Review Your Credit Report
Before you start applying for a car loan, check out your credit report and make sure all your accounts are in order. It is not uncommon after a bankruptcy to see open accounts that should be closed, which hurt your credit rating.
While looking at your credit report, consider adding a page explaining the situation that resulted in your bankruptcy. If there were extenuating circumstances, lenders may approve you for a better rate than under normal conditions.
Plan Your Car Purchase
Before purchasing a vehicle, decide what you can afford in a monthly car loan payment. This will help you decide which financing package is best for you. Both the loan amount and length of payments will determine your monthly payments, so there is flexibility in determining which vehicle you can afford to purchase.
Use A Car Loan Lender
Car loan lenders make their money by finding you a loan. Car loan lenders work with several financing partners to back loans with all types of credit risk, including bankruptcies.

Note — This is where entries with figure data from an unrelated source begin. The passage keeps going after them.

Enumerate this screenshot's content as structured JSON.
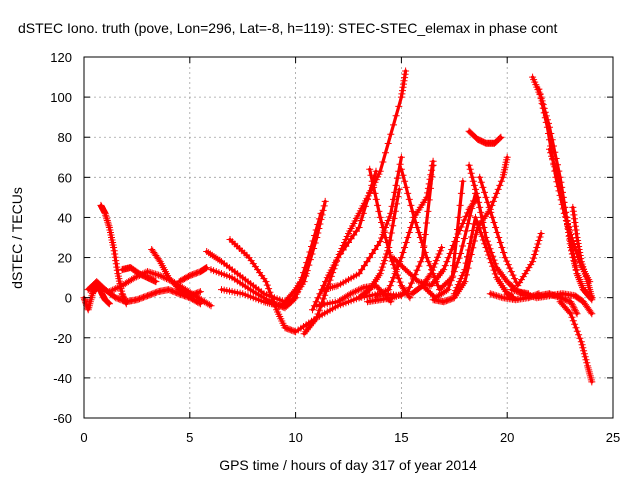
{
  "chart_data": {
    "type": "scatter",
    "title": "dSTEC Iono. truth (pove, Lon=296, Lat=-8, h=119): STEC-STEC_elemax in phase cont",
    "xlabel": "GPS time / hours of day 317 of year 2014",
    "ylabel": "dSTEC  / TECUs",
    "xlim": [
      0,
      25
    ],
    "ylim": [
      -60,
      120
    ],
    "xticks": [
      0,
      5,
      10,
      15,
      20,
      25
    ],
    "yticks": [
      -60,
      -40,
      -20,
      0,
      20,
      40,
      60,
      80,
      100,
      120
    ],
    "grid": true,
    "marker": "+",
    "color": "#ff0000",
    "series": [
      {
        "x": [
          0.0,
          0.2,
          0.4,
          0.6,
          0.8,
          1.0,
          1.2
        ],
        "y": [
          0,
          -6,
          2,
          6,
          3,
          -1,
          -3
        ]
      },
      {
        "x": [
          0.2,
          0.6,
          1.0,
          1.5,
          2.0,
          2.5,
          3.0,
          3.5,
          4.0,
          4.5,
          5.0,
          5.5
        ],
        "y": [
          4,
          8,
          4,
          0,
          -2,
          -1,
          1,
          3,
          4,
          2,
          0,
          -3
        ]
      },
      {
        "x": [
          0.8,
          1.0,
          1.2,
          1.4,
          1.6,
          1.8,
          2.0
        ],
        "y": [
          46,
          42,
          35,
          25,
          12,
          2,
          -3
        ]
      },
      {
        "x": [
          1.2,
          1.8,
          2.4,
          3.0,
          3.6,
          4.2,
          4.8,
          5.4,
          6.0
        ],
        "y": [
          3,
          6,
          10,
          13,
          11,
          8,
          4,
          0,
          -4
        ]
      },
      {
        "x": [
          1.8,
          2.2,
          2.6,
          3.0,
          3.4
        ],
        "y": [
          14,
          15,
          12,
          10,
          8
        ]
      },
      {
        "x": [
          3.2,
          3.6,
          4.0,
          4.5,
          5.0,
          5.5
        ],
        "y": [
          24,
          18,
          10,
          4,
          1,
          3
        ]
      },
      {
        "x": [
          4.5,
          5.0,
          5.5,
          5.8
        ],
        "y": [
          8,
          11,
          13,
          15
        ]
      },
      {
        "x": [
          5.8,
          6.5,
          7.5,
          8.5,
          9.5,
          10.0,
          10.5
        ],
        "y": [
          23,
          18,
          10,
          2,
          -2,
          4,
          12
        ]
      },
      {
        "x": [
          6.0,
          7.0,
          8.0,
          9.0,
          9.5,
          10.0,
          10.6,
          11.2
        ],
        "y": [
          14,
          10,
          3,
          -3,
          -5,
          0,
          20,
          42
        ]
      },
      {
        "x": [
          6.5,
          7.5,
          8.5,
          9.2,
          9.8,
          10.4,
          11.0,
          11.4
        ],
        "y": [
          4,
          2,
          -2,
          -4,
          -2,
          8,
          30,
          48
        ]
      },
      {
        "x": [
          6.9,
          7.8,
          8.6,
          9.1,
          9.5,
          10.0,
          11.0,
          12.0,
          13.0,
          14.0,
          15.0
        ],
        "y": [
          29,
          20,
          8,
          -6,
          -15,
          -17,
          -10,
          -4,
          0,
          2,
          1
        ]
      },
      {
        "x": [
          10.4,
          11.0,
          11.5,
          12.0,
          12.5,
          13.0,
          13.5,
          14.0,
          15.0,
          15.2
        ],
        "y": [
          -18,
          -10,
          5,
          20,
          32,
          42,
          52,
          63,
          100,
          113
        ]
      },
      {
        "x": [
          10.8,
          11.5,
          12.0,
          13.0,
          13.8
        ],
        "y": [
          -6,
          10,
          20,
          35,
          63
        ]
      },
      {
        "x": [
          11.0,
          12.0,
          12.6,
          13.2,
          13.8,
          14.5
        ],
        "y": [
          -4,
          -2,
          2,
          5,
          6,
          -2
        ]
      },
      {
        "x": [
          11.3,
          12.0,
          13.0,
          14.0,
          14.5,
          15.0
        ],
        "y": [
          4,
          6,
          12,
          28,
          42,
          70
        ]
      },
      {
        "x": [
          13.0,
          13.5,
          14.0,
          14.4,
          14.9
        ],
        "y": [
          0,
          4,
          12,
          25,
          54
        ]
      },
      {
        "x": [
          13.4,
          14.0,
          14.6,
          15.3,
          16.0,
          16.5
        ],
        "y": [
          -2,
          -1,
          0,
          3,
          20,
          66
        ]
      },
      {
        "x": [
          13.8,
          14.4,
          15.0,
          15.6,
          16.2,
          16.5
        ],
        "y": [
          1,
          4,
          20,
          40,
          50,
          68
        ]
      },
      {
        "x": [
          13.5,
          14.0,
          14.5,
          15.0,
          15.4
        ],
        "y": [
          64,
          40,
          20,
          6,
          0
        ]
      },
      {
        "x": [
          14.6,
          15.2,
          15.8,
          16.4,
          17.0,
          17.6,
          18.2,
          18.6
        ],
        "y": [
          20,
          14,
          8,
          6,
          14,
          30,
          44,
          50
        ]
      },
      {
        "x": [
          15.0,
          15.6,
          16.2,
          16.8,
          17.4,
          17.9
        ],
        "y": [
          64,
          40,
          20,
          4,
          10,
          58
        ]
      },
      {
        "x": [
          16.0,
          16.6,
          17.2,
          17.8,
          18.5
        ],
        "y": [
          6,
          0,
          4,
          22,
          52
        ]
      },
      {
        "x": [
          15.5,
          16.0,
          16.4,
          16.9
        ],
        "y": [
          2,
          6,
          12,
          25
        ]
      },
      {
        "x": [
          16.5,
          17.0,
          17.5,
          18.0,
          18.6,
          19.2,
          19.8,
          20.0
        ],
        "y": [
          -1,
          -2,
          0,
          8,
          35,
          44,
          60,
          70
        ]
      },
      {
        "x": [
          17.5,
          18.0,
          18.5,
          19.0,
          19.5,
          20.0,
          20.3
        ],
        "y": [
          2,
          14,
          40,
          25,
          10,
          2,
          0
        ]
      },
      {
        "x": [
          18.2,
          18.6,
          19.0,
          19.5,
          20.0,
          20.5,
          21.0
        ],
        "y": [
          66,
          50,
          30,
          15,
          8,
          3,
          2
        ]
      },
      {
        "x": [
          18.2,
          18.6,
          19.0,
          19.4,
          19.7
        ],
        "y": [
          83,
          79,
          77,
          77,
          80
        ]
      },
      {
        "x": [
          18.7,
          19.3,
          19.9,
          20.5,
          21.2,
          21.6
        ],
        "y": [
          60,
          40,
          20,
          6,
          18,
          32
        ]
      },
      {
        "x": [
          19.2,
          19.8,
          20.4,
          21.0,
          21.5
        ],
        "y": [
          2,
          0,
          -1,
          0,
          2
        ]
      },
      {
        "x": [
          20.2,
          20.8,
          21.4,
          22.0,
          22.6,
          23.2,
          23.6,
          24.0
        ],
        "y": [
          4,
          2,
          0,
          1,
          2,
          1,
          -2,
          -8
        ]
      },
      {
        "x": [
          21.2,
          21.6,
          22.0,
          22.5,
          22.8,
          23.0,
          23.3,
          23.6,
          24.0
        ],
        "y": [
          110,
          100,
          85,
          60,
          40,
          25,
          12,
          4,
          -1
        ]
      },
      {
        "x": [
          21.5,
          21.9,
          22.3,
          22.7,
          23.1,
          23.5,
          23.9
        ],
        "y": [
          104,
          85,
          60,
          42,
          28,
          16,
          8
        ]
      },
      {
        "x": [
          22.0,
          22.4,
          22.8,
          23.0,
          23.3,
          23.6,
          24.0
        ],
        "y": [
          74,
          60,
          40,
          28,
          12,
          4,
          0
        ]
      },
      {
        "x": [
          23.1,
          23.3,
          23.5,
          23.8,
          24.0
        ],
        "y": [
          45,
          30,
          18,
          8,
          0
        ]
      },
      {
        "x": [
          21.5,
          22.0,
          22.5,
          23.0,
          23.3
        ],
        "y": [
          1,
          2,
          0,
          -2,
          -8
        ]
      },
      {
        "x": [
          22.5,
          23.0,
          23.5,
          23.8,
          24.0
        ],
        "y": [
          -2,
          -8,
          -22,
          -34,
          -42
        ]
      }
    ]
  }
}
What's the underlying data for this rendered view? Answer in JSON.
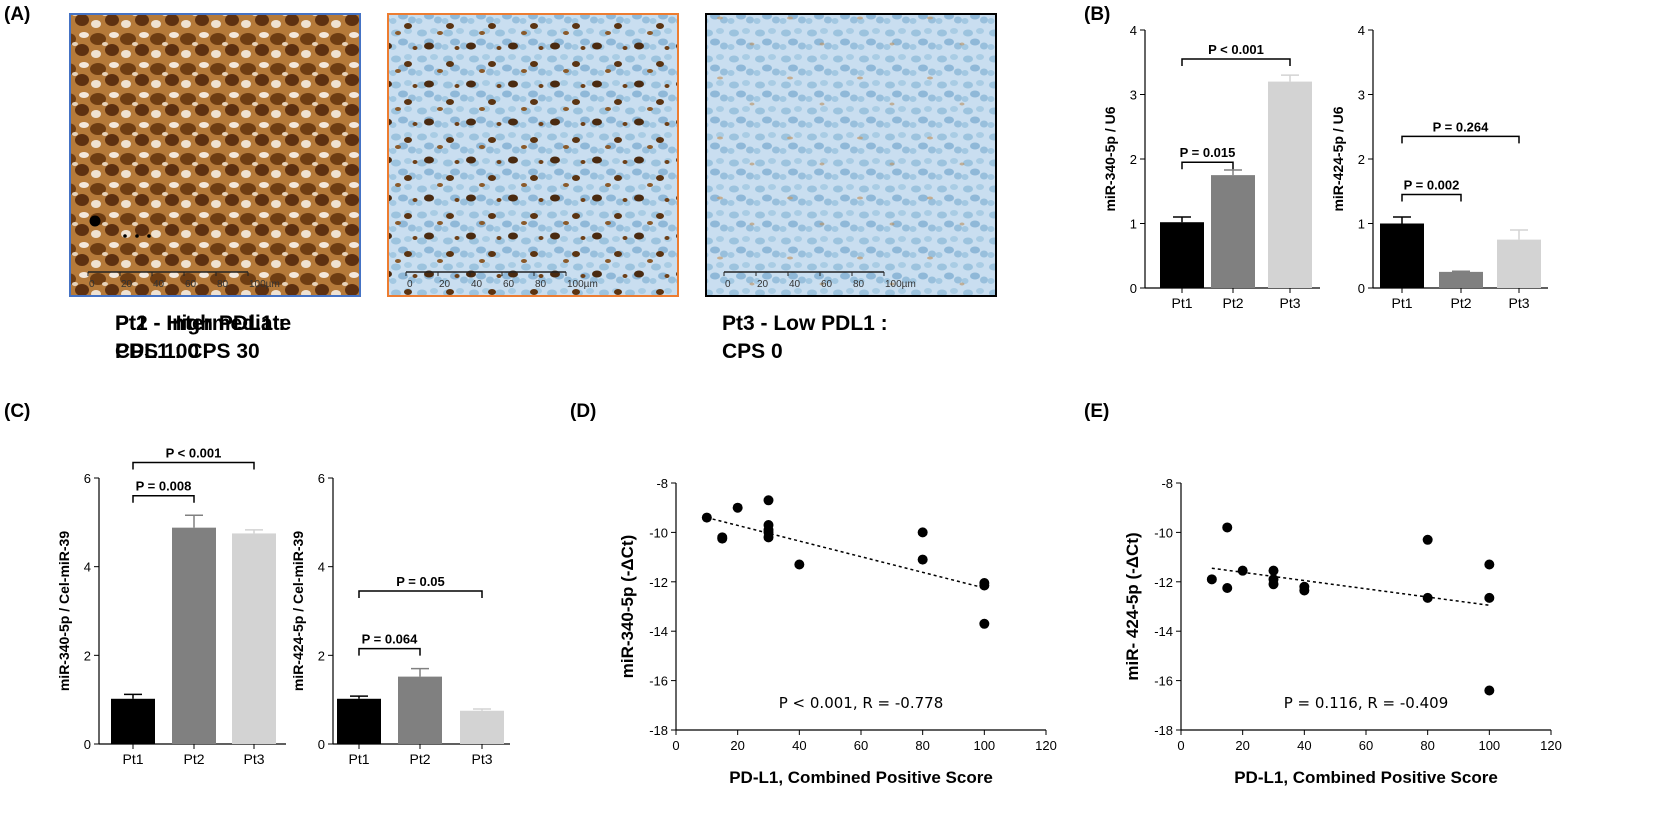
{
  "panel_labels": {
    "a": "(A)",
    "b": "(B)",
    "c": "(C)",
    "d": "(D)",
    "e": "(E)"
  },
  "histology": [
    {
      "caption_line1": "Pt1 - High PDL1 :",
      "caption_line2": "CPS 100",
      "border_color": "#4472c4",
      "stain_level": "high"
    },
    {
      "caption_line1": "Pt2 - Intermediate",
      "caption_line2": "PDL1 : CPS 30",
      "border_color": "#ed7d31",
      "stain_level": "intermediate"
    },
    {
      "caption_line1": "Pt3 - Low PDL1 :",
      "caption_line2": "CPS 0",
      "border_color": "#000000",
      "stain_level": "low"
    }
  ],
  "scale_bar": {
    "ticks": [
      "0",
      "20",
      "40",
      "60",
      "80",
      "100µm"
    ]
  },
  "chart_data": [
    {
      "id": "b1",
      "type": "bar",
      "title": "",
      "categories": [
        "Pt1",
        "Pt2",
        "Pt3"
      ],
      "values": [
        1.02,
        1.75,
        3.2
      ],
      "errors": [
        0.08,
        0.08,
        0.1
      ],
      "colors": [
        "#000000",
        "#808080",
        "#d3d3d3"
      ],
      "ylabel": "miR-340-5p / U6",
      "xlabel": "",
      "ylim": [
        0,
        4
      ],
      "yticks": [
        "0",
        "1",
        "2",
        "3",
        "4"
      ],
      "comparisons": [
        {
          "from": "Pt1",
          "to": "Pt2",
          "label": "P = 0.015",
          "level": 1.95
        },
        {
          "from": "Pt1",
          "to": "Pt3",
          "label": "P < 0.001",
          "level": 3.55
        }
      ]
    },
    {
      "id": "b2",
      "type": "bar",
      "title": "",
      "categories": [
        "Pt1",
        "Pt2",
        "Pt3"
      ],
      "values": [
        1.0,
        0.25,
        0.75
      ],
      "errors": [
        0.1,
        0.01,
        0.15
      ],
      "colors": [
        "#000000",
        "#808080",
        "#d3d3d3"
      ],
      "ylabel": "miR-424-5p / U6",
      "xlabel": "",
      "ylim": [
        0,
        4
      ],
      "yticks": [
        "0",
        "1",
        "2",
        "3",
        "4"
      ],
      "comparisons": [
        {
          "from": "Pt1",
          "to": "Pt2",
          "label": "P = 0.002",
          "level": 1.45
        },
        {
          "from": "Pt1",
          "to": "Pt3",
          "label": "P = 0.264",
          "level": 2.35
        }
      ]
    },
    {
      "id": "c1",
      "type": "bar",
      "title": "",
      "categories": [
        "Pt1",
        "Pt2",
        "Pt3"
      ],
      "values": [
        1.02,
        4.88,
        4.75
      ],
      "errors": [
        0.1,
        0.28,
        0.08
      ],
      "colors": [
        "#000000",
        "#808080",
        "#d3d3d3"
      ],
      "ylabel": "miR-340-5p / Cel-miR-39",
      "xlabel": "",
      "ylim": [
        0,
        6
      ],
      "yticks": [
        "0",
        "2",
        "4",
        "6"
      ],
      "comparisons": [
        {
          "from": "Pt1",
          "to": "Pt2",
          "label": "P = 0.008",
          "level": 5.6
        },
        {
          "from": "Pt1",
          "to": "Pt3",
          "label": "P < 0.001",
          "level": 6.35
        }
      ]
    },
    {
      "id": "c2",
      "type": "bar",
      "title": "",
      "categories": [
        "Pt1",
        "Pt2",
        "Pt3"
      ],
      "values": [
        1.02,
        1.52,
        0.75
      ],
      "errors": [
        0.06,
        0.18,
        0.04
      ],
      "colors": [
        "#000000",
        "#808080",
        "#d3d3d3"
      ],
      "ylabel": "miR-424-5p / Cel-miR-39",
      "xlabel": "",
      "ylim": [
        0,
        6
      ],
      "yticks": [
        "0",
        "2",
        "4",
        "6"
      ],
      "comparisons": [
        {
          "from": "Pt1",
          "to": "Pt2",
          "label": "P = 0.064",
          "level": 2.15
        },
        {
          "from": "Pt1",
          "to": "Pt3",
          "label": "P = 0.05",
          "level": 3.45
        }
      ]
    },
    {
      "id": "d",
      "type": "scatter",
      "title": "",
      "x": [
        10,
        15,
        15,
        20,
        30,
        30,
        30,
        30,
        30,
        40,
        80,
        80,
        100,
        100,
        100
      ],
      "y": [
        -9.4,
        -10.2,
        -10.25,
        -9.0,
        -8.7,
        -9.7,
        -9.9,
        -10.0,
        -10.2,
        -11.3,
        -10.0,
        -11.1,
        -12.05,
        -12.15,
        -13.7
      ],
      "trend": {
        "x": [
          10,
          100
        ],
        "y": [
          -9.4,
          -12.25
        ]
      },
      "annotation": "P < 0.001, R = -0.778",
      "xlabel": "PD-L1, Combined Positive Score",
      "ylabel": "miR-340-5p (-ΔCt)",
      "xlim": [
        0,
        120
      ],
      "ylim": [
        -18,
        -8
      ],
      "xticks": [
        "0",
        "20",
        "40",
        "60",
        "80",
        "100",
        "120"
      ],
      "yticks": [
        "-8",
        "-10",
        "-12",
        "-14",
        "-16",
        "-18"
      ]
    },
    {
      "id": "e",
      "type": "scatter",
      "title": "",
      "x": [
        10,
        15,
        15,
        20,
        30,
        30,
        30,
        40,
        40,
        80,
        80,
        100,
        100,
        100
      ],
      "y": [
        -11.9,
        -9.8,
        -12.25,
        -11.55,
        -11.55,
        -11.9,
        -12.1,
        -12.2,
        -12.35,
        -10.3,
        -12.65,
        -11.3,
        -12.65,
        -16.4
      ],
      "trend": {
        "x": [
          10,
          100
        ],
        "y": [
          -11.45,
          -12.95
        ]
      },
      "annotation": "P = 0.116, R = -0.409",
      "xlabel": "PD-L1, Combined Positive Score",
      "ylabel": "miR- 424-5p (-ΔCt)",
      "xlim": [
        0,
        120
      ],
      "ylim": [
        -18,
        -8
      ],
      "xticks": [
        "0",
        "20",
        "40",
        "60",
        "80",
        "100",
        "120"
      ],
      "yticks": [
        "-8",
        "-10",
        "-12",
        "-14",
        "-16",
        "-18"
      ]
    }
  ]
}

Online car loan lenders deal with thousands of loans, and can usually find you a better deal than your local car dealerships. Online car loan lenders will send you a check when you are approved, basically making you a pre-approved car loan buyer.
Explain Your Situation
Car loan applications will ask if you have ever declared bankruptcy and why. This is your chance to explain what led up to the situation and what steps you have taken to resolve your credit situation. Be sure to include improvements in your financial history too.
Once you are approved for a car loan, keep your eye on future refinancing. By making regular payments on all your bills, in a year’s time you could qualify for significantly lower interest rates. In three years, you can build your credit score to near excellent and qualify for even lower rates.